Trade conflicts are the main factor undermining confidence, growth and job creation across the world economy, said the OECD, which added that a continuation of trade restrictions and political uncertainty could bring additional adverse effects. It said that although strong consumer demand has supported service sector output, persistent weakness in manufacturing sectors and continuing trade tensions could weaken employment growth, household income, and spending.

The report also cited “substantial uncertainty” about the timing and nature of the UK’s departure from the European Union, particularly concerning a possible no-deal scenario, which the OECD said could push the UK into recession in 2020. Other risks the report cited include the slowdown of the Chinese economy, and “significant financial market vulnerabilities” from the tension between slowing growth, high debt, and deteriorating credit quality.

The OECD is calling on central banks to remain accommodative, but emphasized that the effectiveness of monetary policy could be bolstered if accompanied by stronger fiscal and structural policy support. It said fiscal policy should play a more prominent role in supporting the economy by taking advantage of very low long-term interest rates in order for wider public investment to support near-term demand and future growth.
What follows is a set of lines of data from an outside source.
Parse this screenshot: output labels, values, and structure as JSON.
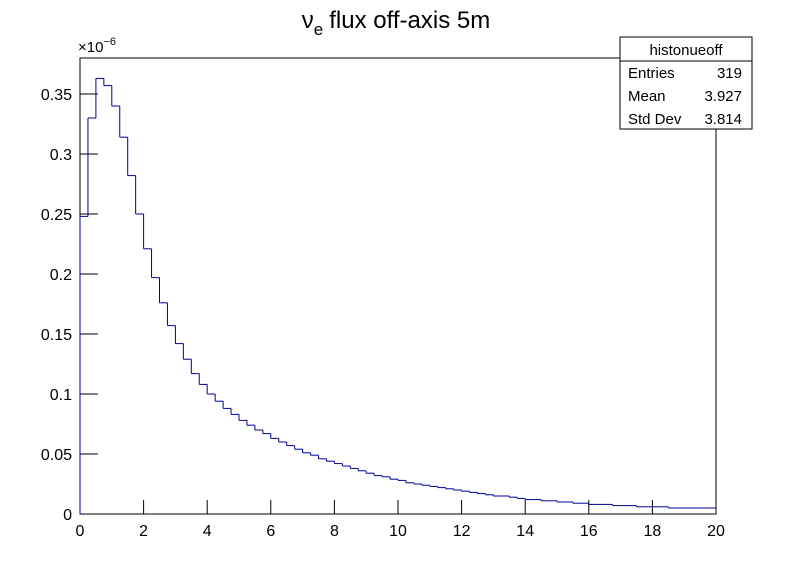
{
  "chart_data": {
    "type": "histogram",
    "title": {
      "symbol": "ν",
      "subscript": "e",
      "text": "flux off-axis 5m"
    },
    "y_multiplier": {
      "base": "×10",
      "exponent": "−6"
    },
    "color": "#000099",
    "bins": [
      0,
      0.25,
      0.5,
      0.75,
      1,
      1.25,
      1.5,
      1.75,
      2,
      2.25,
      2.5,
      2.75,
      3,
      3.25,
      3.5,
      3.75,
      4,
      4.25,
      4.5,
      4.75,
      5,
      5.25,
      5.5,
      5.75,
      6,
      6.25,
      6.5,
      6.75,
      7,
      7.25,
      7.5,
      7.75,
      8,
      8.25,
      8.5,
      8.75,
      9,
      9.25,
      9.5,
      9.75,
      10,
      10.25,
      10.5,
      10.75,
      11,
      11.25,
      11.5,
      11.75,
      12,
      12.25,
      12.5,
      12.75,
      13,
      13.25,
      13.5,
      13.75,
      14,
      14.25,
      14.5,
      14.75,
      15,
      15.25,
      15.5,
      15.75,
      16,
      16.25,
      16.5,
      16.75,
      17,
      17.25,
      17.5,
      17.75,
      18,
      18.25,
      18.5,
      18.75,
      19,
      19.25,
      19.5,
      19.75,
      20
    ],
    "values": [
      0.248,
      0.33,
      0.363,
      0.357,
      0.34,
      0.314,
      0.282,
      0.25,
      0.221,
      0.197,
      0.176,
      0.157,
      0.142,
      0.129,
      0.117,
      0.108,
      0.1,
      0.094,
      0.088,
      0.083,
      0.078,
      0.074,
      0.07,
      0.067,
      0.063,
      0.06,
      0.057,
      0.054,
      0.051,
      0.049,
      0.046,
      0.044,
      0.042,
      0.04,
      0.038,
      0.036,
      0.034,
      0.032,
      0.031,
      0.029,
      0.028,
      0.026,
      0.025,
      0.024,
      0.023,
      0.022,
      0.021,
      0.02,
      0.019,
      0.018,
      0.017,
      0.016,
      0.015,
      0.015,
      0.014,
      0.013,
      0.012,
      0.012,
      0.011,
      0.011,
      0.01,
      0.01,
      0.009,
      0.009,
      0.008,
      0.008,
      0.008,
      0.007,
      0.007,
      0.007,
      0.006,
      0.006,
      0.006,
      0.006,
      0.005,
      0.005,
      0.005,
      0.005,
      0.005,
      0.005
    ],
    "xlim": [
      0,
      20
    ],
    "xticks": [
      0,
      2,
      4,
      6,
      8,
      10,
      12,
      14,
      16,
      18,
      20
    ],
    "ylim": [
      0,
      0.38
    ],
    "yticks": [
      0,
      0.05,
      0.1,
      0.15,
      0.2,
      0.25,
      0.3,
      0.35
    ],
    "stats": {
      "name": "histonueoff",
      "rows": [
        [
          "Entries",
          319
        ],
        [
          "Mean",
          3.927
        ],
        [
          "Std Dev",
          3.814
        ]
      ]
    }
  }
}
“Growth is languishing, but there is a lot that public policy can do,” Boone wrote in a recent blog post. “This includes restoring confidence in the collective ability to establish trade rules which are clearer, more transparent, and afford more protection to citizens,” she said, adding that “taking advantage of the predictable rates provided by monetary policies to boost investment, and with it growth and the jobs of tomorrow. It can be done. It urgently needs to be done.”